Miguel Díaz-Canel says that there are no children under 16 in prison

Miguel Díaz-Canel says that there are no children under 16 in prison

HAVANA, April 24th The President of Cuba, Miguel Díaz-Canel, assured this Saturday (04.23.2022) that it is a “lie” that children under the age of 16 are in prison due to the July 11 protests and that people are jailed for criticizing the revolution.

Díaz-Canel made these statements in a radio interview -reproduced by different stations in Latin America- with the Argentine political scientist Atilio Borón, who is currently in Cuba for the International Book Fair (FIL) in Havana.

“Those who committed crimes, fundamentally violent, have been prosecuted. No person has been prosecuted for speaking out against the revolution. That is a lie,” said the president. With regard to adolescents, he stated that “it is a lie that there is someone under 16 in prison” and considered that the convictions of 16 and 17-year-olds have been carried out with “extreme judicial rationality.”
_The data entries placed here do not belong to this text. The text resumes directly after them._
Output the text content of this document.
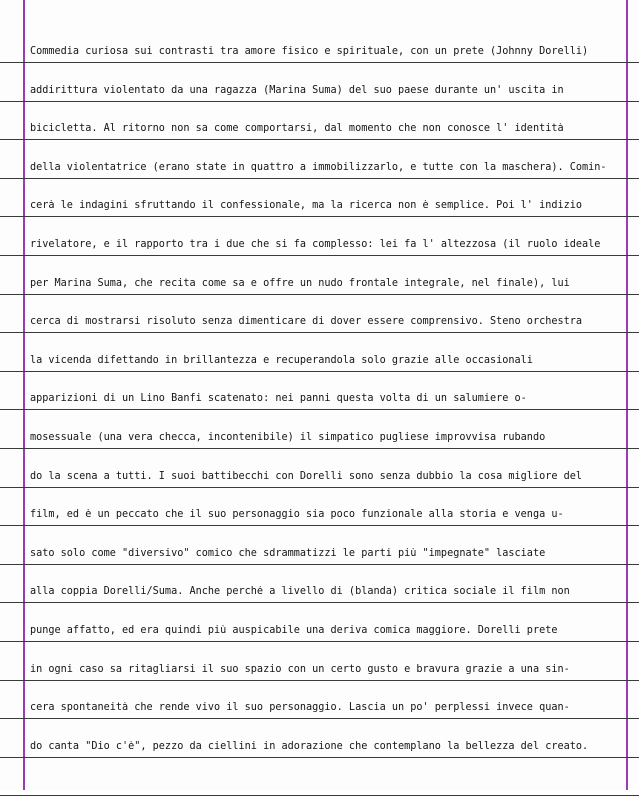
Commedia curiosa sui contrasti tra amore fisico e spirituale, con un prete (Johnny Dorelli)
addirittura violentato da una ragazza (Marina Suma) del suo paese durante un' uscita in
bicicletta. Al ritorno non sa come comportarsi, dal momento che non conosce l' identità
della violentatrice (erano state in quattro a immobilizzarlo, e tutte con la maschera). Comin-
cerà le indagini sfruttando il confessionale, ma la ricerca non è semplice. Poi l' indizio
rivelatore, e il rapporto tra i due che si fa complesso: lei fa l' altezzosa (il ruolo ideale
per Marina Suma, che recita come sa e offre un nudo frontale integrale, nel finale), lui
cerca di mostrarsi risoluto senza dimenticare di dover essere comprensivo. Steno orchestra
la vicenda difettando in brillantezza e recuperandola solo grazie alle occasionali
apparizioni di un Lino Banfi scatenato: nei panni questa volta di un salumiere o-
mosessuale (una vera checca, incontenibile) il simpatico pugliese improvvisa rubando
do la scena a tutti. I suoi battibecchi con Dorelli sono senza dubbio la cosa migliore del
film, ed è un peccato che il suo personaggio sia poco funzionale alla storia e venga u-
sato solo come "diversivo" comico che sdrammatizzi le parti più "impegnate" lasciate
alla coppia Dorelli/Suma. Anche perché a livello di (blanda) critica sociale il film non
punge affatto, ed era quindi più auspicabile una deriva comica maggiore. Dorelli prete
in ogni caso sa ritagliarsi il suo spazio con un certo gusto e bravura grazie a una sin-
cera spontaneità che rende vivo il suo personaggio. Lascia un po' perplessi invece quan-
do canta "Dio c'è", pezzo da ciellini in adorazione che contemplano la bellezza del creato.
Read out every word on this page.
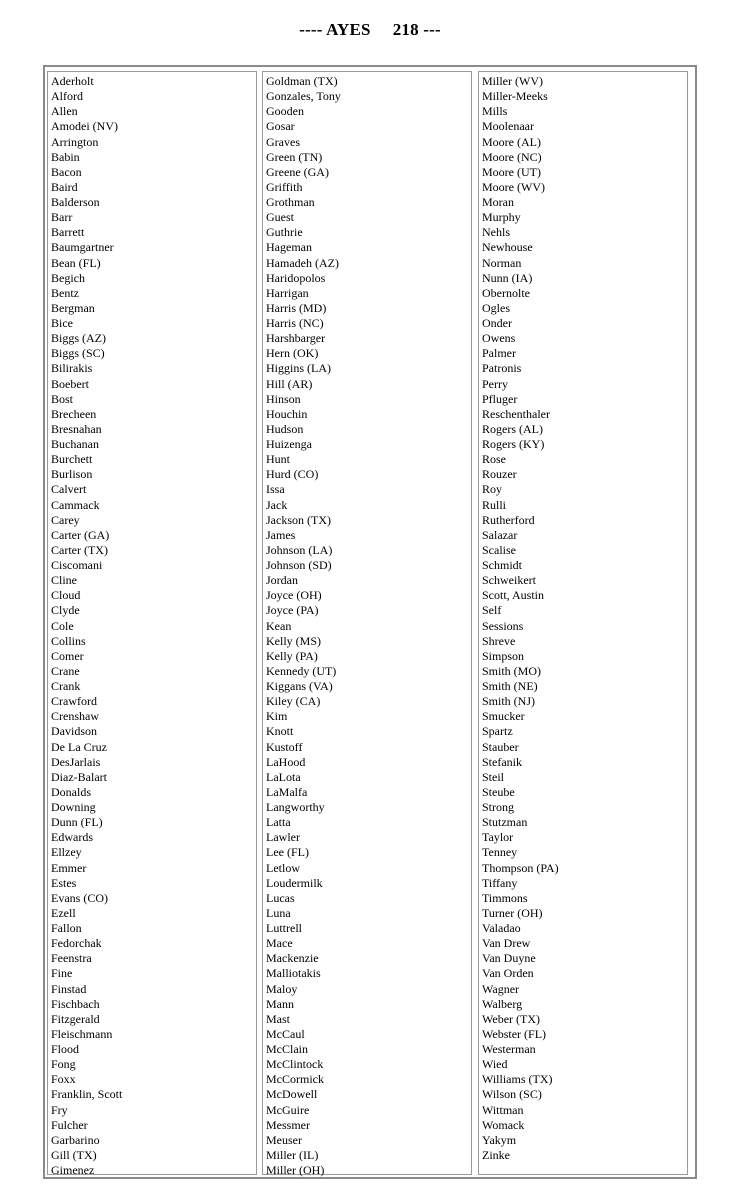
---- AYES 218 ---
Aderholt
Alford
Allen
Amodei (NV)
Arrington
Babin
Bacon
Baird
Balderson
Barr
Barrett
Baumgartner
Bean (FL)
Begich
Bentz
Bergman
Bice
Biggs (AZ)
Biggs (SC)
Bilirakis
Boebert
Bost
Brecheen
Bresnahan
Buchanan
Burchett
Burlison
Calvert
Cammack
Carey
Carter (GA)
Carter (TX)
Ciscomani
Cline
Cloud
Clyde
Cole
Collins
Comer
Crane
Crank
Crawford
Crenshaw
Davidson
De La Cruz
DesJarlais
Diaz-Balart
Donalds
Downing
Dunn (FL)
Edwards
Ellzey
Emmer
Estes
Evans (CO)
Ezell
Fallon
Fedorchak
Feenstra
Fine
Finstad
Fischbach
Fitzgerald
Fleischmann
Flood
Fong
Foxx
Franklin, Scott
Fry
Fulcher
Garbarino
Gill (TX)
Gimenez
Goldman (TX)
Gonzales, Tony
Gooden
Gosar
Graves
Green (TN)
Greene (GA)
Griffith
Grothman
Guest
Guthrie
Hageman
Hamadeh (AZ)
Haridopolos
Harrigan
Harris (MD)
Harris (NC)
Harshbarger
Hern (OK)
Higgins (LA)
Hill (AR)
Hinson
Houchin
Hudson
Huizenga
Hunt
Hurd (CO)
Issa
Jack
Jackson (TX)
James
Johnson (LA)
Johnson (SD)
Jordan
Joyce (OH)
Joyce (PA)
Kean
Kelly (MS)
Kelly (PA)
Kennedy (UT)
Kiggans (VA)
Kiley (CA)
Kim
Knott
Kustoff
LaHood
LaLota
LaMalfa
Langworthy
Latta
Lawler
Lee (FL)
Letlow
Loudermilk
Lucas
Luna
Luttrell
Mace
Mackenzie
Malliotakis
Maloy
Mann
Mast
McCaul
McClain
McClintock
McCormick
McDowell
McGuire
Messmer
Meuser
Miller (IL)
Miller (OH)
Miller (WV)
Miller-Meeks
Mills
Moolenaar
Moore (AL)
Moore (NC)
Moore (UT)
Moore (WV)
Moran
Murphy
Nehls
Newhouse
Norman
Nunn (IA)
Obernolte
Ogles
Onder
Owens
Palmer
Patronis
Perry
Pfluger
Reschenthaler
Rogers (AL)
Rogers (KY)
Rose
Rouzer
Roy
Rulli
Rutherford
Salazar
Scalise
Schmidt
Schweikert
Scott, Austin
Self
Sessions
Shreve
Simpson
Smith (MO)
Smith (NE)
Smith (NJ)
Smucker
Spartz
Stauber
Stefanik
Steil
Steube
Strong
Stutzman
Taylor
Tenney
Thompson (PA)
Tiffany
Timmons
Turner (OH)
Valadao
Van Drew
Van Duyne
Van Orden
Wagner
Walberg
Weber (TX)
Webster (FL)
Westerman
Wied
Williams (TX)
Wilson (SC)
Wittman
Womack
Yakym
Zinke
In addition, Díaz-Canel affirmed that “the trials have been carried out with full respect for the law, with all the guarantees and with total cleanliness and transparency,” in the face of criticism that due process is not being followed in the processes. Likewise, the Cuban president added that only criminal action has been taken against “a minimal number” of the July 11 demonstrators.

According to the Cuban Attorney General’s Office, a total of 790 people have been prosecuted for the July 11 protests, of which 55 are between 16 and 17 years old. The minimum criminal age in Cuba is 16.

In addition, added to the Prosecutor’s Office, “the established legal procedure” was applied to 27 children under 16 years of age. Ten were interned in schools for comprehensive training and conduct and 17 were given “individualized attention” in their own school.

For its part, the NGO Prisoners Defenders assured in its last count that -by March 2022- there were 894 people in Cuban prisons for the July 11 protests and has registered measures against at least 38 boys and girls.

Meanwhile, the Cuban president denounced the “hypocrisy” and “double standards” of the United States in his assessment of these protests and spoke of an attempted “soft coup” orchestrated by Washington. He considered that the Government of the United States “bet that the Cuban revolution would fall”, but “none of that” has happened.

Díaz-Canel pointed out that the US “increased blockade” on Cuba “generates extraordinary tensions, especially in the midst of the country’s effort to confront the pandemic.” The US sanctions, he said, have “social consequences” and referred to problems with fuel, remittances, foreign trade and access to financing.

On July 11, the largest anti-government protests in decades took place in Cuba, demonstrations whose main cause was the serious economic crisis that the country is going through.